Unternehmen stehen vor einer großen Herausforderung: Wie positioniere ich mich in einer zunehmend polarisierten Gesellschaft?

Erst die Flüchtlingsdebatte, dann die Klimakrise und jetzt die Corona-Politik: Die Gesellschaft polarisiert sich immer weiter, während Facebook, Twitter & Co. der öffentlichen Empörung immer mehr Raum geben. Große Teile der Bevölkerung folgen geschlossenen Weltbildern, die keinen Diskurs mehr zulassen. Dies ist nicht nur für die Politik eine große Herausforderung, die vor der Aufgabe steht, die Menschen wieder unter konsensfähigen Wertvorstellungen und Zukunftsperspektiven zu vereinen, im Sinne der Krisenprävention und -kommunikation ist dies auch für Unternehmen eine massive Herausforderung.

Kathrin Hansen
Senior Beraterin
25. Januar 2022
Krisenkommunikation
Social Media

Einerseits verlangt die Gesellschaft, dass sich Unternehmen möglichst eindeutig politisch positionieren, andererseits werden sie von denjenigen mit massiver Kritik überzogen, deren Weltanschauung nicht geteilt wird. Um möglichst keine Käufergruppen zu verprellen, vermeiden viele Markenhersteller daher eindeutige Aussagen und werden auch dafür angegriffen.

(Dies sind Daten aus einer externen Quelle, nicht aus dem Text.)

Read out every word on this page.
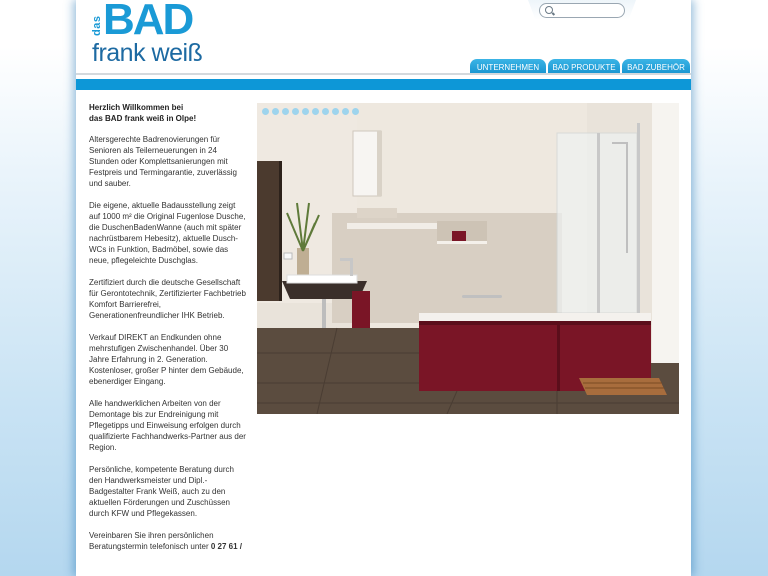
das BAD
frank weiß
UNTERNEHMEN	BAD PRODUKTE	BAD ZUBEHÖR
Herzlich Willkommen bei
das BAD frank weiß in Olpe!

Altersgerechte Badrenovierungen für Senioren als Teilerneuerungen in 24 Stunden oder Komplettsanierungen mit Festpreis und Termingarantie, zuverlässig und sauber.

Die eigene, aktuelle Badausstellung zeigt auf 1000 m² die Original Fugenlose Dusche, die DuschenBadenWanne (auch mit später nachrüstbarem Hebesitz), aktuelle Dusch-WCs in Funktion, Badmöbel, sowie das neue, pflegeleichte Duschglas.

Zertifiziert durch die deutsche Gesellschaft für Gerontotechnik, Zertifizierter Fachbetrieb Komfort Barrierefrei, Generationenfreundlicher IHK Betrieb.

Verkauf DIREKT an Endkunden ohne mehrstufigen Zwischenhandel. Über 30 Jahre Erfahrung in 2. Generation. Kostenloser, großer P hinter dem Gebäude, ebenerdiger Eingang.

Alle handwerklichen Arbeiten von der Demontage bis zur Endreinigung mit Pflegetipps und Einweisung erfolgen durch qualifizierte Fachhandwerks-Partner aus der Region.

Persönliche, kompetente Beratung durch den Handwerksmeister und Dipl.-Badgestalter Frank Weiß, auch zu den aktuellen Förderungen und Zuschüssen durch KFW und Pflegekassen.

Vereinbaren Sie ihren persönlichen Beratungstermin telefonisch unter 0 27 61 /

Wie Twitter Facebook in Zugzwang bringt

Wie vertrackt die Situation aus Sicht der Krisenkommunikation ist, zeigt ein Blick in die USA. Twitter hat in diesen Tagen öffentlichkeitswirksam den Versuch gestartet, gegen Fake News vorzugehen, als es einen Tweet von US-Präsident Donald Trump mit einem Warnhinweis versehen hat.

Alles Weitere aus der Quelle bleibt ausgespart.